The website charges $4.99 (£3.50) to let someone see whether the target is using Tinder, and can narrow down results by first name, age, gender and location.

But it doesn’t do so by hacking into Tinder, or even by “scraping” the app manually. Instead, it searches the database using Tinder’s official API, which is intended for use by third-party developers who want to write software that plugs in with the site. All the information that it can reveal is considered public by the company, and revealed through the API with few safeguards.

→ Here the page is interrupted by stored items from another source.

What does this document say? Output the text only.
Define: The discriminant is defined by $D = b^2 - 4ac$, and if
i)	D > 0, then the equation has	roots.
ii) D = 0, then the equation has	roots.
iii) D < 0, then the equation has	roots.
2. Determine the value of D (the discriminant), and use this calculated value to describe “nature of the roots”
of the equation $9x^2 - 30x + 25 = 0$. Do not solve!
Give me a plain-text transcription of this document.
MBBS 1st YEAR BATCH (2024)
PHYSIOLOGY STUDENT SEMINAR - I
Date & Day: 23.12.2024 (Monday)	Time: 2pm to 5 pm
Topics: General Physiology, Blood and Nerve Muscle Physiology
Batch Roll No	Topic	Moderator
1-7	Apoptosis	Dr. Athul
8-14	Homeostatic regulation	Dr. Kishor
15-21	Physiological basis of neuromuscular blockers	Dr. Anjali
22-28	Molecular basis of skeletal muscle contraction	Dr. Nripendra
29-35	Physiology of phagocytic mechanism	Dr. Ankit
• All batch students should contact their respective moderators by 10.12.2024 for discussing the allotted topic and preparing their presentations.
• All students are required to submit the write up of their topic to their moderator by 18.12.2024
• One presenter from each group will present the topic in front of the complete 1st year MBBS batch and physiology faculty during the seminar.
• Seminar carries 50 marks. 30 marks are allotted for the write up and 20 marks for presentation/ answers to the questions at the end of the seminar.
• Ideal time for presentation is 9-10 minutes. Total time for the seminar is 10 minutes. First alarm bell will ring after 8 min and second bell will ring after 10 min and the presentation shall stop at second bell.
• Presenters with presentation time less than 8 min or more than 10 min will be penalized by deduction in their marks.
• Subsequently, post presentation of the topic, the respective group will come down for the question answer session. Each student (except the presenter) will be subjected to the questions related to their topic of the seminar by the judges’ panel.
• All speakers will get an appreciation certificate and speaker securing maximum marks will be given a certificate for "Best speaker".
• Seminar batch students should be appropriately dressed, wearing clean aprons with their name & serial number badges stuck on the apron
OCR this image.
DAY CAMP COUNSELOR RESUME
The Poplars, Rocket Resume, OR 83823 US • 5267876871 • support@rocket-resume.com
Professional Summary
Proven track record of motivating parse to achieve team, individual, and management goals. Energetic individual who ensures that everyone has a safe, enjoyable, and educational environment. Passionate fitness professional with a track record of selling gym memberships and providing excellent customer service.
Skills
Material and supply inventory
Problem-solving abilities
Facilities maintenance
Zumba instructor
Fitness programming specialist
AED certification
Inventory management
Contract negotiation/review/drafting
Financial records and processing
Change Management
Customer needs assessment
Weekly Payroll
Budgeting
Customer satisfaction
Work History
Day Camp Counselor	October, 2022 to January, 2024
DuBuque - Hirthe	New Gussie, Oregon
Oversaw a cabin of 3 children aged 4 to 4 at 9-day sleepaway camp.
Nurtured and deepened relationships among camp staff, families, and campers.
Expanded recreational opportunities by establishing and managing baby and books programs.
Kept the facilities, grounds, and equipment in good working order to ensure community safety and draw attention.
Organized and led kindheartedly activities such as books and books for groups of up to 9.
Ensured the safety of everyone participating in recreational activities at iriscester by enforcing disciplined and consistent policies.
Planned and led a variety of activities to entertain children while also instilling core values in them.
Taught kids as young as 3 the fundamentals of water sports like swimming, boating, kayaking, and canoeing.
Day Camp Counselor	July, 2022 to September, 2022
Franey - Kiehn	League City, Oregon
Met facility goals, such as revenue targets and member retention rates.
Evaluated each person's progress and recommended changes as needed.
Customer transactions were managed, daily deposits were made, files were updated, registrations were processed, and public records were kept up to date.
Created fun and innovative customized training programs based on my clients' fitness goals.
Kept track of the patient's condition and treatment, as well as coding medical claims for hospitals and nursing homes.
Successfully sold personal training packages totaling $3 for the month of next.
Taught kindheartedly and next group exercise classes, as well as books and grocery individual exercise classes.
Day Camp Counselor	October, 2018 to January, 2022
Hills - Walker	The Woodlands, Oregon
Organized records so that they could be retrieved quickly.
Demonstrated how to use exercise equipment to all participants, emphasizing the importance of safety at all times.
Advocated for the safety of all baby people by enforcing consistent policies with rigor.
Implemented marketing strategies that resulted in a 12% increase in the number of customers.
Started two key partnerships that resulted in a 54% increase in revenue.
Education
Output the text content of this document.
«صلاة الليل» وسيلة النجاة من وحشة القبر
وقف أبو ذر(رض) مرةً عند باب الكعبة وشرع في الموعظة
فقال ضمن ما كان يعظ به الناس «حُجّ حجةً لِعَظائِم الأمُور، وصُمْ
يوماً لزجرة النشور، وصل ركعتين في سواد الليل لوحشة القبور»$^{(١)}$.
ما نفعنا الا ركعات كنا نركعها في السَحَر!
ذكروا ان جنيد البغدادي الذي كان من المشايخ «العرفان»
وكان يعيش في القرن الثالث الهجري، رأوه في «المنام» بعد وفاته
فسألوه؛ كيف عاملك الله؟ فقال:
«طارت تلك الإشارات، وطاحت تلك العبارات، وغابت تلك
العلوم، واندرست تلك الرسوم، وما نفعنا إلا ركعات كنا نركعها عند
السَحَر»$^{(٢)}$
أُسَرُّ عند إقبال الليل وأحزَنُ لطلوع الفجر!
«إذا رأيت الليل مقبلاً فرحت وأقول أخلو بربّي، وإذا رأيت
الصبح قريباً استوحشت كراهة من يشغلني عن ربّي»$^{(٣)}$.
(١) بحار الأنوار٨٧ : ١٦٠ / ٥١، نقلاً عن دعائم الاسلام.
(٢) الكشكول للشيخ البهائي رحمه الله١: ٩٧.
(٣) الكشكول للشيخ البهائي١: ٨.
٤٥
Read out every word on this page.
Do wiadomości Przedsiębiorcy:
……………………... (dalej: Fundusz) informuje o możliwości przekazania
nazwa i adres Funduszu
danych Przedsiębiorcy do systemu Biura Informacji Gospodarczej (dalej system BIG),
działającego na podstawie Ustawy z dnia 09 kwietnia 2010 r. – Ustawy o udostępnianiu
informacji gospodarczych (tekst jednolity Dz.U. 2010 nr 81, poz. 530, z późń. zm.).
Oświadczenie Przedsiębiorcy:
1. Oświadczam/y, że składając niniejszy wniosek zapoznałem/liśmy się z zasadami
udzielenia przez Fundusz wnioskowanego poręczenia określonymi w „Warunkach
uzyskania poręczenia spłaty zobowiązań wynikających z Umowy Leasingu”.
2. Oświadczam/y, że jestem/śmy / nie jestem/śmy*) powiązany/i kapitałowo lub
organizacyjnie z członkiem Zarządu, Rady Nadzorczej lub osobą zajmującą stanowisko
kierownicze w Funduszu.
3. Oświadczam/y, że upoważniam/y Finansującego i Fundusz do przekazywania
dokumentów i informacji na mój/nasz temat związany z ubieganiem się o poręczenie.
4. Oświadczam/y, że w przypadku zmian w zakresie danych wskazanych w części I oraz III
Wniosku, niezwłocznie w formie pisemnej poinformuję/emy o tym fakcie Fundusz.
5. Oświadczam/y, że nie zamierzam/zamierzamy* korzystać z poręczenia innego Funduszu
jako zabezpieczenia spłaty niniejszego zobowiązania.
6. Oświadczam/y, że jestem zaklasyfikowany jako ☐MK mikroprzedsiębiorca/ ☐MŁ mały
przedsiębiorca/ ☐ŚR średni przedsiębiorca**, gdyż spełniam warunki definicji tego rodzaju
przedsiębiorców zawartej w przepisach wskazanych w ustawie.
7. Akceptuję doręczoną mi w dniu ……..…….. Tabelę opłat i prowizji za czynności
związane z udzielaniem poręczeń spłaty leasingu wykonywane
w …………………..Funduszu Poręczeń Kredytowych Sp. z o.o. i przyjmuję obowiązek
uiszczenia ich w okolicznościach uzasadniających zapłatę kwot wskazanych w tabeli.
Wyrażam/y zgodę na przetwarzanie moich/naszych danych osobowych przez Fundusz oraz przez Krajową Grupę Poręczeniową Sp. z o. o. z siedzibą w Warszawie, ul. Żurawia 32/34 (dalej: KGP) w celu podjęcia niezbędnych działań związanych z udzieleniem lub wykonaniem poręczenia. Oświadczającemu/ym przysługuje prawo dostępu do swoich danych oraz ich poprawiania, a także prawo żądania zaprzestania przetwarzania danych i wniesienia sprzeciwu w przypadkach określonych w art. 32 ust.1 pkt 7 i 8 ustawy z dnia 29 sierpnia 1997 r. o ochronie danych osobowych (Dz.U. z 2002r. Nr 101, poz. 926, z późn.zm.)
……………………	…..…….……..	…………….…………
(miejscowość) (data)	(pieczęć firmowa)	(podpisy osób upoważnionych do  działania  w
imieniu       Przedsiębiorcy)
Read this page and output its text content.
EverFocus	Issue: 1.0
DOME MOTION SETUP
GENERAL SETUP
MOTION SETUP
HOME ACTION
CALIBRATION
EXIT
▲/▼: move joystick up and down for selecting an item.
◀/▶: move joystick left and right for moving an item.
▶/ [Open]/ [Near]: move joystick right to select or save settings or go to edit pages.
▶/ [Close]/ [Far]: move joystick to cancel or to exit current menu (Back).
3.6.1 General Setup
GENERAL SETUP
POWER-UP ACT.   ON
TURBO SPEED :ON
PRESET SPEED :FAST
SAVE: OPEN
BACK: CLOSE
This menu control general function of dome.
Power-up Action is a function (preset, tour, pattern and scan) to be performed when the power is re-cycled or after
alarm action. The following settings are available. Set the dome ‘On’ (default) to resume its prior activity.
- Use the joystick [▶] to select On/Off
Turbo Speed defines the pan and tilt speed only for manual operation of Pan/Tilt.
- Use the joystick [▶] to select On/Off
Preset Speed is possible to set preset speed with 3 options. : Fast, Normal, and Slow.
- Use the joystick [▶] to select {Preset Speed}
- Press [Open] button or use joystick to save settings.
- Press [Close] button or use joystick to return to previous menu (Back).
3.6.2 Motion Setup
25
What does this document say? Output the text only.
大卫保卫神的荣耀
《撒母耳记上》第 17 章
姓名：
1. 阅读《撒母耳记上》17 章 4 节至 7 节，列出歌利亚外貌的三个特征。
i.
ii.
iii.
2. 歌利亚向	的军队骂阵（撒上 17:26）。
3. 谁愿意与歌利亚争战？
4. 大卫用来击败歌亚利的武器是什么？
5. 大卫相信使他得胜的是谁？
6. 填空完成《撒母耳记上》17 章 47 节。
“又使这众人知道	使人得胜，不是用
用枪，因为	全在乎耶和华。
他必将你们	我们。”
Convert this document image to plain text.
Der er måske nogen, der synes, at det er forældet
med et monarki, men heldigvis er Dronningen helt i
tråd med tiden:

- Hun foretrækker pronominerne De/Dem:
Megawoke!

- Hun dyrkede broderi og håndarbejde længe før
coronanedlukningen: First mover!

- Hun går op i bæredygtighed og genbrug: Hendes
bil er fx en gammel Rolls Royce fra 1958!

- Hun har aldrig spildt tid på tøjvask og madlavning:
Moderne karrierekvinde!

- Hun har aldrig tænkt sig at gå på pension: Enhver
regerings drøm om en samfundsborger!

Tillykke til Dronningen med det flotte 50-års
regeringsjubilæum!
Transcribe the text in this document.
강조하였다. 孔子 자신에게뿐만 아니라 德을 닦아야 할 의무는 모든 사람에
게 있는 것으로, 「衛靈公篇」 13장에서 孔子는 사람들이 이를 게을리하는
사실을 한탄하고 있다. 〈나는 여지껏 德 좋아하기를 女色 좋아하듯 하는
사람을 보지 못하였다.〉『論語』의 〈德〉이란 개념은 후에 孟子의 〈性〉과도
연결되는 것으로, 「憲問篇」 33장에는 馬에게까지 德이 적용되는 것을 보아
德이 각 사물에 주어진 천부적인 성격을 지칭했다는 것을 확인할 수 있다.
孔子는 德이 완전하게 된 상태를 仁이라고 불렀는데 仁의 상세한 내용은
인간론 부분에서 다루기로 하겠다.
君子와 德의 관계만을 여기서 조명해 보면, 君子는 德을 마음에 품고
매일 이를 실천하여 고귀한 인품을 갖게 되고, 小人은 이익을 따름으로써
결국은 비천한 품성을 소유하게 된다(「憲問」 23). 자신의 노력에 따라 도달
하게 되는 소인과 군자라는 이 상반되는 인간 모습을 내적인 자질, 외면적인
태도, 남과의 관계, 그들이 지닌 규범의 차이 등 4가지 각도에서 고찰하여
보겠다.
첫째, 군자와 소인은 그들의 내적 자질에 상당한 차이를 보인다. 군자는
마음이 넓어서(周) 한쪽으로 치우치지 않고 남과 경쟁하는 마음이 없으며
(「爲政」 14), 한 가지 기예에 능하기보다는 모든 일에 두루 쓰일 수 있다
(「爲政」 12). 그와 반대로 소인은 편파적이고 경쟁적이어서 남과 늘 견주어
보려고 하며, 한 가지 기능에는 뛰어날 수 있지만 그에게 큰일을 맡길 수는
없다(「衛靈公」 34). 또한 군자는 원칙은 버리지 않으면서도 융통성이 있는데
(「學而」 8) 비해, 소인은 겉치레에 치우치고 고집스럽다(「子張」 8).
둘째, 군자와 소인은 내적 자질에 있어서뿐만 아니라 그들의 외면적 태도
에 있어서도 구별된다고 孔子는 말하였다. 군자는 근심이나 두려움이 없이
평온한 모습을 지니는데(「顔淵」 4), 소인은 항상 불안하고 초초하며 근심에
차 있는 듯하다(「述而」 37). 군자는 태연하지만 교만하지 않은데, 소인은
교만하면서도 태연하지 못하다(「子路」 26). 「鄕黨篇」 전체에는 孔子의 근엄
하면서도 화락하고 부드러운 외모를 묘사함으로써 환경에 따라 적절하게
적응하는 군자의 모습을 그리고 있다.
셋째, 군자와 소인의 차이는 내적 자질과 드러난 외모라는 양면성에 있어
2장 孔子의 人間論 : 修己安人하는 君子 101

Although the site seems targeted at those who want to catch cheating partners on the app, its developer says he had a different motivation in mind, telling Vanity Fair that he wanted to highlight oversharing online.

“There is too much data about people that people themselves don’t know is available,” the anonymous developer said. “Not only are people oversharing and putting out a lot of information about themselves, but companies are also not doing enough to let people know they’re doing it.”

But the argument that Swipebuster is made to highlight privacy breaches on Tinder’s part seems questionable when one looks at the website itself. Under a headline reading “Find out if they’re using Tinder for only $4.99”, the site says nothing about privacy or expectations thereof, instead offering only a walkthrough for users who want to pay for its services. An animated gif showing the process ends with an image of the supposed target superimposed with the word “Busted”.